A poll conducted by the Nihon Keizai Shimbun earlier this year found that Thai people were split 50-50 when asked to choose between the United States and China.
“To some extent, this also reflects the fact that Thailand’s foreign policy has historically followed the principle of equilibrium between powers (equilibrium).” Poowin Bunyavejchewin, a senior researcher at the Center for East Asian Studies at Thailand’s National University of Law and Economics, explained that there is a clear distinction between the official and private sectors, the upper class and the lower and middle classes, and that the private sector is concerned about the growing influence of the Chinese Communist Party in Southeast Asia and Thailand, the quality of the high-speed railway, the possible debt trap, and the Communist Party’s vaccine diplomacy. There are concerns about the CCP’s growing influence in Southeast Asia and in Thailand, the quality of the high-speed railway, the possible debt trap, and the CCP’s vaccine diplomacy.
But Chinese money entering Thai academia in a non-transparent manner is also a disturbing phenomenon to Boa Shakwen.

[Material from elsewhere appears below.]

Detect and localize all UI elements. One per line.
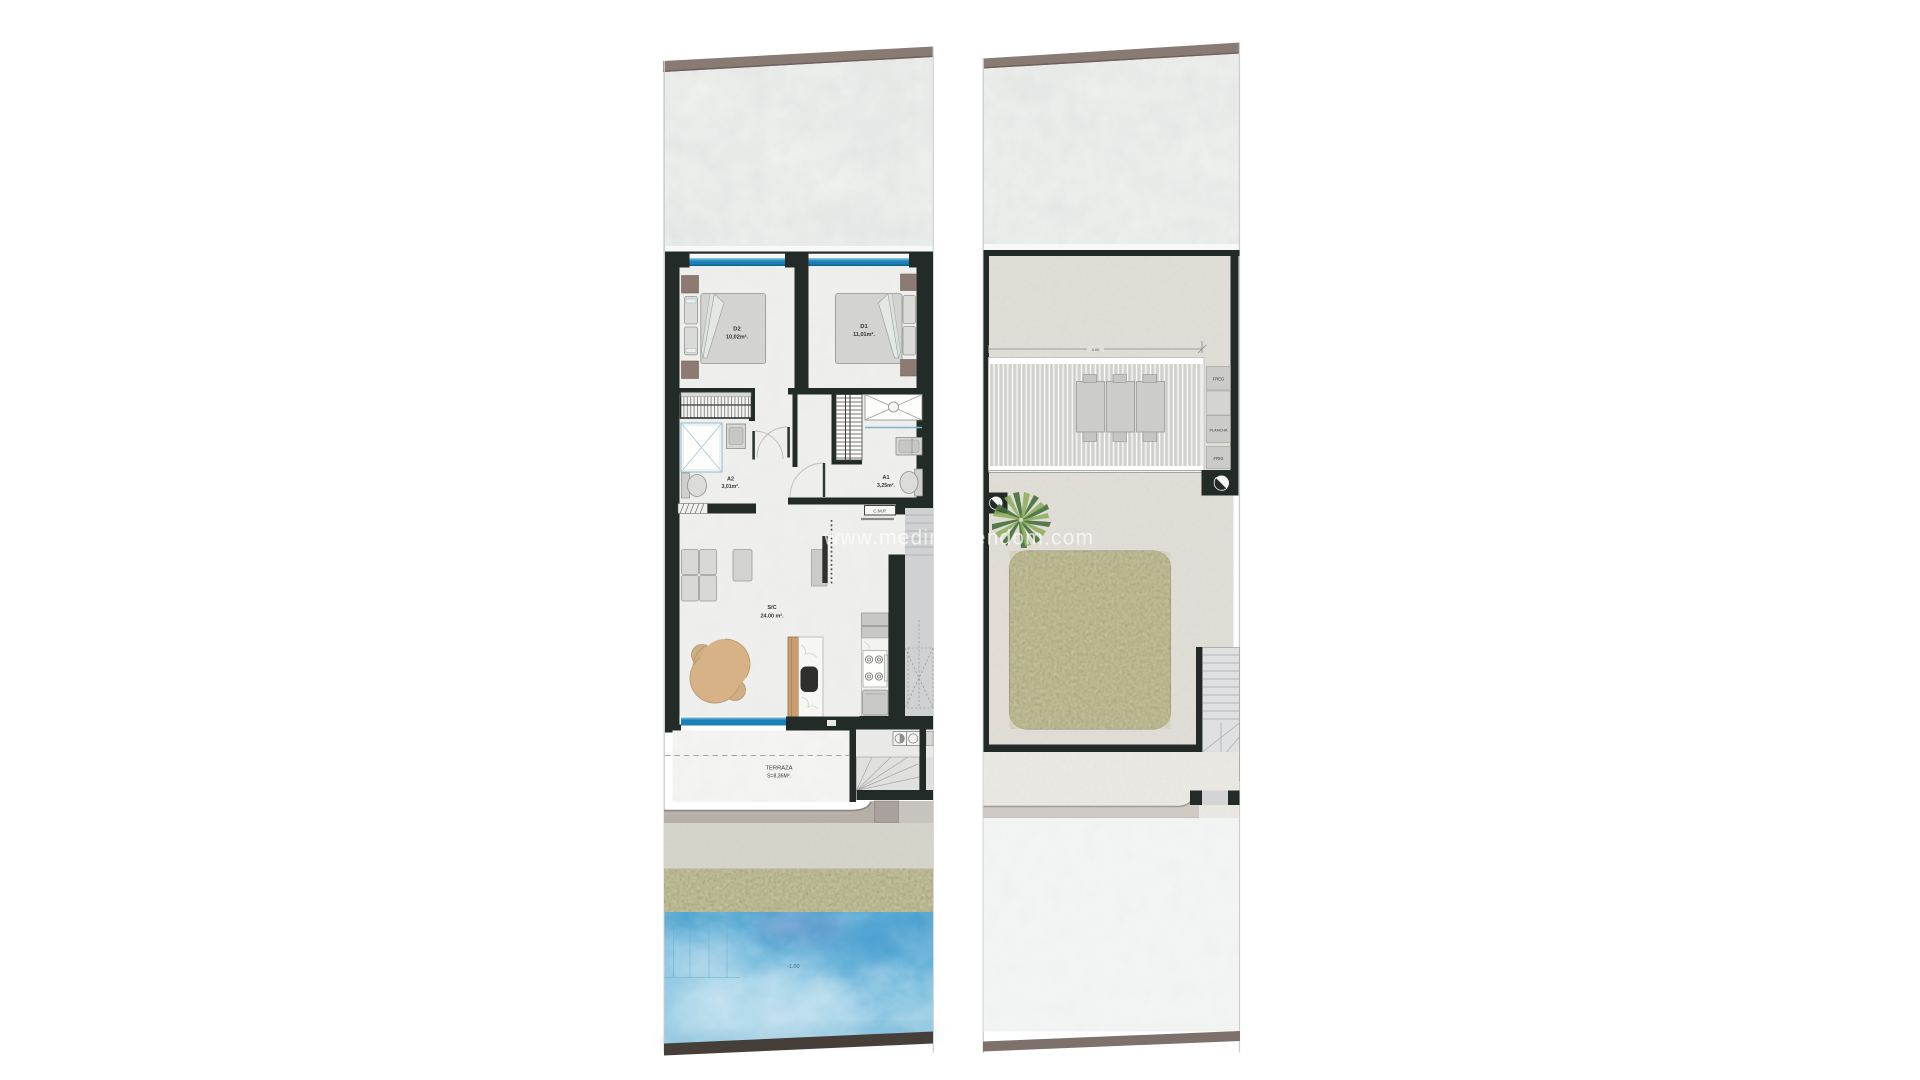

“In the last five years or so, I feel as if there is an official spokesperson for the Chinese Communist Party in Thai academia.” Some academics echo Beijing’s rhetoric in high-profile ways, such as touting the controversial high-speed rail project, the Kexin vaccine with its worrying effectiveness, or even advocating that Thailand should copy China’s development model exactly, Boyar Sherman said, “They are able to hold the words to the public that are not exactly based on the real situation or in the real interests of the Thai state. “
Dr. James Gomez, director of the regional center of the Asia Centre, a Thai think tank, shares the concern that diverse voices are being drowned out and vilified in Thailand, affecting the vitality of Thai civil society.
“This trend will continue, and as long as no one stops it, the space for free expression in Thai society will eventually be swallowed up.” He said this is the situation he is most worried about.